川崎病

【川崎病とは】
川崎病(Kawasaki disease)とは、小児の全身性の血管炎症候群で、小児急性熱性皮膚粘膜リンパ節症候群とも呼びます。1967年に小児科医の川崎富作先生が発見しました。原因は不明ですが、ウイルスや細菌の感染とそれに対する自己免疫が関与しているのではないかと考えられています。川崎病の問題点はその後に後遺症として冠動脈瘤を形成することがあることです。循環器内科.comでは主に川崎病の後遺症としての冠動脈瘤について説明します。川崎病の急性期の診断や治療については小児科を受診ください。
https://kompas.hosp.keio.ac.jp/contents/000624.html

【川崎病の後遺症としての冠動脈瘤】
川崎病に罹患すると、川崎病自体の症状は通常1-2週間で治りますが、後遺症として心臓の血管、冠動脈に冠動脈瘤を形成することがあります。川崎病に罹患した小児の10-20%程度と言われています。川崎病の発症後30日前後で冠動脈瘤の有無を評価、その後、冠動脈瘤は1年程度で退縮することもありますが、その後も冠動脈瘤として残る場合あり、おおよそ半数程度と言われています。乳幼児の冠動脈の大きさは2mm程度ですが、7mm以上、10mm以上になると、血流が鬱滞し、血栓が出来やすくなります。血栓が遊離し、その先の冠動脈に血栓が詰まると、心筋梗塞を引き起こします。川崎病について詳しくは日本川崎病学会のページをご覧ください。
https://www.jskd.jp

【冠動脈瘤の検査】
冠動脈瘤の有無や程度の評価は、エコー、冠動脈カテーテル検査によって行います。通常、川崎病の後遺症としての冠動脈瘤は、川崎病発症後1-2年で起こり、その後退縮していく場合もありますが、10年、15年と長期間掛けて冠動脈瘤から冠動脈狭窄を来す場合があります。1980年前後から川崎病の急性期に、バイアスピリンや免疫グロブリン療法等の普及によって冠動脈瘤は減って来ているとのことですが、免疫グロブリン療法を行っても冠動脈瘤を発生する例があること、免疫グロブリン療法が普及する以前に川崎病に罹患した場合、川崎病の初期は発熱やリンパ節腫脹等で単なる風邪と見分けることは難しいため、川崎病に掛かったかどうかわからない場合等、注意が必要です。詳しくは国立循環器病研究センターのページをご覧ください。
https://www.ncvc.go.jp/cvdinfo/pamphlet/child/pamph31.html

【お茶の水循環器内科の方針】
川崎病の既往がある方で成人後に冠動脈瘤が見つかる例は珍しくありません。
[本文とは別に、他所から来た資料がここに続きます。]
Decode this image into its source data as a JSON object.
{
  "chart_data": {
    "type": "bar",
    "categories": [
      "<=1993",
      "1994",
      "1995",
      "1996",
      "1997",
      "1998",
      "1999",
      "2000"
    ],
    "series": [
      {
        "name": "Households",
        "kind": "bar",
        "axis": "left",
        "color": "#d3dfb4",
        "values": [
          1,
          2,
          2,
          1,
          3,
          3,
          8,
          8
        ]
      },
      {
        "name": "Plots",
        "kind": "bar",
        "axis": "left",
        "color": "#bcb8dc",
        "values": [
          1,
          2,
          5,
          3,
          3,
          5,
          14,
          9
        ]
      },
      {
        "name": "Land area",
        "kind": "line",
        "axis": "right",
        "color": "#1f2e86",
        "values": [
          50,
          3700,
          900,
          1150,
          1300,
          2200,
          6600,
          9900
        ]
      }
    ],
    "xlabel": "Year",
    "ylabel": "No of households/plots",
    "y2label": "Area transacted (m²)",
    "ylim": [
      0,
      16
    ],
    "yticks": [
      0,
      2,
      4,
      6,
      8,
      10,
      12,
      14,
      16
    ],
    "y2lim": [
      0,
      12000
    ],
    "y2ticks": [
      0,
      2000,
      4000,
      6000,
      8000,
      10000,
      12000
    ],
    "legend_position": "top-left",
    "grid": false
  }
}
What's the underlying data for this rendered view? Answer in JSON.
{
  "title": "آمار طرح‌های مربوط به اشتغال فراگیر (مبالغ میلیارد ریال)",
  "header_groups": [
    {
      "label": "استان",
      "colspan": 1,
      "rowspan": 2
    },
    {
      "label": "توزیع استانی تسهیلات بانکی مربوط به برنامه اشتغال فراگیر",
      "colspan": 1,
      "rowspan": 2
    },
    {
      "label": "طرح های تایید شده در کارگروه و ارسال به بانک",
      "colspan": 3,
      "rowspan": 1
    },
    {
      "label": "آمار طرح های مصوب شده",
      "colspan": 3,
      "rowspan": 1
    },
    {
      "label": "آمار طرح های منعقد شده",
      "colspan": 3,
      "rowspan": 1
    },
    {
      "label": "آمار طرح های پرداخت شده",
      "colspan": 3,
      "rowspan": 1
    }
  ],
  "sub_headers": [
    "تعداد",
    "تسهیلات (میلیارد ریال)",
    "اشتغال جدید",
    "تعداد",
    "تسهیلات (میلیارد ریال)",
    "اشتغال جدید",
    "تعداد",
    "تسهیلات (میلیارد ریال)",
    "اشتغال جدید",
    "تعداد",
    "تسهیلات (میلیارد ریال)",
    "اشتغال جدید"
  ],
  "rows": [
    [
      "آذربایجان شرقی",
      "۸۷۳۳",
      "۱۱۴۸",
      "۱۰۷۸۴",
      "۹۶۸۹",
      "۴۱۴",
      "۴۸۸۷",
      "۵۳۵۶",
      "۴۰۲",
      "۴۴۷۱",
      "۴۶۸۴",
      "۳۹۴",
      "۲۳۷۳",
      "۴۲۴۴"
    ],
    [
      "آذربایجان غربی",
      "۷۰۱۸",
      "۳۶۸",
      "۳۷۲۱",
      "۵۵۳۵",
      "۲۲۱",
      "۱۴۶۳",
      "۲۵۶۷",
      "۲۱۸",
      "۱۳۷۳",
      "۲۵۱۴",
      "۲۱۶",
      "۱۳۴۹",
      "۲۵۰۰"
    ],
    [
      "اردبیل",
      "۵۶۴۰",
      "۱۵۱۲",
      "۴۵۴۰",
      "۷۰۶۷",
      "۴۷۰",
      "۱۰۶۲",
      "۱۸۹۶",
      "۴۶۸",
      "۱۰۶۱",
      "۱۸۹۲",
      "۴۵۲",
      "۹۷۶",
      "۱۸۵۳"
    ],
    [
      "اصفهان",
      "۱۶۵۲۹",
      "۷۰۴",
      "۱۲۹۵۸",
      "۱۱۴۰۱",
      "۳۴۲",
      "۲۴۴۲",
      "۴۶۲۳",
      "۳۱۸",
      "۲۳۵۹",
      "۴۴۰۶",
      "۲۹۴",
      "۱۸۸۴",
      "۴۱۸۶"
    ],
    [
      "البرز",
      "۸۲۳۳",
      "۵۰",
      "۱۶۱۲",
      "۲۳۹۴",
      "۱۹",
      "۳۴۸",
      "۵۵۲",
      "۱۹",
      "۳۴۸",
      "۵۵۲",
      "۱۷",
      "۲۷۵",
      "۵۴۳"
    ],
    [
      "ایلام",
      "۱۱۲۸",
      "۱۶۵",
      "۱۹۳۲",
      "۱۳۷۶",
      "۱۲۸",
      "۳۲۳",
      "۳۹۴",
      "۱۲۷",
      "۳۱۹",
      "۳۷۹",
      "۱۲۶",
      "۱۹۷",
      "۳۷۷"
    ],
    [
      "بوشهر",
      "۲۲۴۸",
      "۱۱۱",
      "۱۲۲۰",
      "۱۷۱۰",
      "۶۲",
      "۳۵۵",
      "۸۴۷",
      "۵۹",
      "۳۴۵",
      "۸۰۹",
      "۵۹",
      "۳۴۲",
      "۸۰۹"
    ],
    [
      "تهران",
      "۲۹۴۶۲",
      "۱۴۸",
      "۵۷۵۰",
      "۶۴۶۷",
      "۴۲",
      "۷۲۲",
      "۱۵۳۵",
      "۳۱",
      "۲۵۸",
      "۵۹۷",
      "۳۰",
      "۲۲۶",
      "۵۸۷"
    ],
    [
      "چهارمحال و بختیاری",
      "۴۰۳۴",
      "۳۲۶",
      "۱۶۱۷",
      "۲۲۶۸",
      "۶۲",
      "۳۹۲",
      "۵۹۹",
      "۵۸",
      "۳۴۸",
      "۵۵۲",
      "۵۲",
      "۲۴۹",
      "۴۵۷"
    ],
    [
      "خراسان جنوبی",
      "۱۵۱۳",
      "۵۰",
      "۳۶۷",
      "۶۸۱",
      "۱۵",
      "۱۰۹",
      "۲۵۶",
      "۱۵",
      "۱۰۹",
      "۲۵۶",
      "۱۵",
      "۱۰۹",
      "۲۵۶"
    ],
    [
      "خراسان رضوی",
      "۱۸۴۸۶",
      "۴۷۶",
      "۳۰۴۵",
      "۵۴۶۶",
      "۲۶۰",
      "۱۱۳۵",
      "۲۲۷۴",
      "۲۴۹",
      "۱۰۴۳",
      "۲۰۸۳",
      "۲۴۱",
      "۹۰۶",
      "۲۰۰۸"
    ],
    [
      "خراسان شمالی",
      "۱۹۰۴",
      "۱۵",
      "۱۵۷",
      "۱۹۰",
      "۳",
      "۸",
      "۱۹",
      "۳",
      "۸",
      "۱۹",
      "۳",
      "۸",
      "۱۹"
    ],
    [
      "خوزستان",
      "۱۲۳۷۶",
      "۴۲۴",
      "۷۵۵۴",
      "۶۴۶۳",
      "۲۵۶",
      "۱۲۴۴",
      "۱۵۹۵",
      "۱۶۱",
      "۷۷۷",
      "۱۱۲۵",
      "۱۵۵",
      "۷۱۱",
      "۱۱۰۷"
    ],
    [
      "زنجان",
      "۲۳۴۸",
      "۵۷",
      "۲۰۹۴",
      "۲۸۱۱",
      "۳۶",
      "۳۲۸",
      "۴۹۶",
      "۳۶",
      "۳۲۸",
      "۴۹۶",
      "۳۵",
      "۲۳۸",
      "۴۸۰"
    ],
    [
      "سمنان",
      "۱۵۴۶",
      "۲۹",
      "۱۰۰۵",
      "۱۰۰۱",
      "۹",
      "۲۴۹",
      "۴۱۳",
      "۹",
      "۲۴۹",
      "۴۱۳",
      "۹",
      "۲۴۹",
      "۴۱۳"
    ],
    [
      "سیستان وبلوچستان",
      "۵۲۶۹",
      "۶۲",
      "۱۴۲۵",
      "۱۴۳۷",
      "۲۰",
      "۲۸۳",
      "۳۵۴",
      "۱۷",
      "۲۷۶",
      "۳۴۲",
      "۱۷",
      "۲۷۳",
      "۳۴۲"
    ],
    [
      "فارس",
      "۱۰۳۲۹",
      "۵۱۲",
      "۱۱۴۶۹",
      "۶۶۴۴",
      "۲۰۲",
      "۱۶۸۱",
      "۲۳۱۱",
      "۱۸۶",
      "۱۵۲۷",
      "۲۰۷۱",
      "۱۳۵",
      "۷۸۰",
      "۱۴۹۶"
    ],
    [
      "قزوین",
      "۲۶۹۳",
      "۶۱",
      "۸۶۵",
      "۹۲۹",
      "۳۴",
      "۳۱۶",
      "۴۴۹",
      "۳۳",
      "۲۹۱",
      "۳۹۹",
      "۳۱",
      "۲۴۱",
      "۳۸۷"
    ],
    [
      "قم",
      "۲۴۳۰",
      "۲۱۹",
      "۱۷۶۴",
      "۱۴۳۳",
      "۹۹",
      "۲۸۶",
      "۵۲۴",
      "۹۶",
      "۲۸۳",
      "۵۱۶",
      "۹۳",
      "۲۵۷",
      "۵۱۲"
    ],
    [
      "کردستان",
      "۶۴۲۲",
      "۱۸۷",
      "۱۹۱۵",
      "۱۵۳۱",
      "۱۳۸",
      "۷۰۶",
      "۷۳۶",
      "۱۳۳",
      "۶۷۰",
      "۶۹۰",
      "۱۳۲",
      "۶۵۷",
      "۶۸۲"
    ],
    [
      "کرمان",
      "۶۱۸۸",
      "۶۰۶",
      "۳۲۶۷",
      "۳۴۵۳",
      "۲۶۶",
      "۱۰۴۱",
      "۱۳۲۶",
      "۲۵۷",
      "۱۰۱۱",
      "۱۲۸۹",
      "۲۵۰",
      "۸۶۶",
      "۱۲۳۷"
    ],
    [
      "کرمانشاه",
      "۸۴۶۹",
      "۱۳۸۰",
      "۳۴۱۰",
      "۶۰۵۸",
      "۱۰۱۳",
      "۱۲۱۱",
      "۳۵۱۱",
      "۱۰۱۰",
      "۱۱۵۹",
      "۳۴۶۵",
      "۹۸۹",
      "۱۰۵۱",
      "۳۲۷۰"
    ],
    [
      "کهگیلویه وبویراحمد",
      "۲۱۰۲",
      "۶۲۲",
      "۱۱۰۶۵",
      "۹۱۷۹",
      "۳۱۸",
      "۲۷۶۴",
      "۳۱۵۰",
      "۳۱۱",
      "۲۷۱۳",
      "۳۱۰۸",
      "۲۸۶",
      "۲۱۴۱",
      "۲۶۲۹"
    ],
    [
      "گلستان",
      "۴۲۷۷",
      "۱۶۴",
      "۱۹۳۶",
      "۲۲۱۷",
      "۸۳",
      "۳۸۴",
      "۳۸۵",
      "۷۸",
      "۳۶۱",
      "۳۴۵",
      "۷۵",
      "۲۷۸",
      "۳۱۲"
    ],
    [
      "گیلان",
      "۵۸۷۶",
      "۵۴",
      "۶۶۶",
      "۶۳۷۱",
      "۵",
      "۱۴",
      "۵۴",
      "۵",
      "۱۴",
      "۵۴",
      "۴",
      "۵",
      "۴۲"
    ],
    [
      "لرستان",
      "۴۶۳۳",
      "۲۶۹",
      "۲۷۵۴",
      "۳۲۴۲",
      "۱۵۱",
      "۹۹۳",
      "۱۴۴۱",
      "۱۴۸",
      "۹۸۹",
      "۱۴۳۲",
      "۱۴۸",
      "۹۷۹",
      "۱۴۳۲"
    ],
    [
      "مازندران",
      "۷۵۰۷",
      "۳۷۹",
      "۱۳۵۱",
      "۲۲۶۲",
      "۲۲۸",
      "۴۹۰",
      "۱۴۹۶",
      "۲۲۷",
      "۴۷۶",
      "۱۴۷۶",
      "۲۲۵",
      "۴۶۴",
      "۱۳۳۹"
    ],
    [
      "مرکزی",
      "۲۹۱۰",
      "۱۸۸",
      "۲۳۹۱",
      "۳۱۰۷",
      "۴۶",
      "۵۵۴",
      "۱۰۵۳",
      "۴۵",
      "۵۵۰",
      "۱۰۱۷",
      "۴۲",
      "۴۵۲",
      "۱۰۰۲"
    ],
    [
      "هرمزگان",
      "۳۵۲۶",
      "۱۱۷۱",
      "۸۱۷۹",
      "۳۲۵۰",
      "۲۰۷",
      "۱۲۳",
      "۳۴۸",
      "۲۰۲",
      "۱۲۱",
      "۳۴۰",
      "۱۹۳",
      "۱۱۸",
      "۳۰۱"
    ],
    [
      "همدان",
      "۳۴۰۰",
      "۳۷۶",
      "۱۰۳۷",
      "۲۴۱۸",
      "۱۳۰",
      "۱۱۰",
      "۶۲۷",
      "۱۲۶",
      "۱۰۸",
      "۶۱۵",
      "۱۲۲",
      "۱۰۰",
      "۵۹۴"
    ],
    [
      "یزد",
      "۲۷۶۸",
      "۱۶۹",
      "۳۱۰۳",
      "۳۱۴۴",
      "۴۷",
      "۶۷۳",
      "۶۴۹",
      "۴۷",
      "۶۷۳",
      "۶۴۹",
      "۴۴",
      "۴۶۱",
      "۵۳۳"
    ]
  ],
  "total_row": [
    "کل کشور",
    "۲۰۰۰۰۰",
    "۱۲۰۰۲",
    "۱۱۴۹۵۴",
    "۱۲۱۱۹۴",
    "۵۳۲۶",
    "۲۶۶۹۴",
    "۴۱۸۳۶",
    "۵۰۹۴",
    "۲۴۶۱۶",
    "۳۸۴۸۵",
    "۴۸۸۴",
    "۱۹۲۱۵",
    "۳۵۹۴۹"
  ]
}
川崎病の後遺症としての冠動脈瘤や冠動脈狭窄は10年、15年という長期間後に発生することもある後遺症であるので、急性期の時期には特に異常がないと言われていてもその後に冠動脈瘤を来すことがあるということ、または、もともと川崎病の後遺症による冠動脈病変があったところに、高血圧症、脂質異常症、糖尿病、喫煙等の冠動脈疾患の危険因子が後天的に重なり、冠動脈疾患を発症してしまう可能性など注意が必要です。また川崎病の診断基準は臨床診断であり、診断基準を完璧に満たさない非典型例も多く、ほとんどの場合ただの風邪と見分けが着かないことも大いにある点も注意です。お茶の水循環器内科の方針としては、いずれにせよ、わからない場合は冠動脈を評価しておいたほうが安全と考えています。冠動脈CTや心臓MRI等でスクリーニング検査があります。冠動脈精査の必要性についてはまずは主治医に相談ください。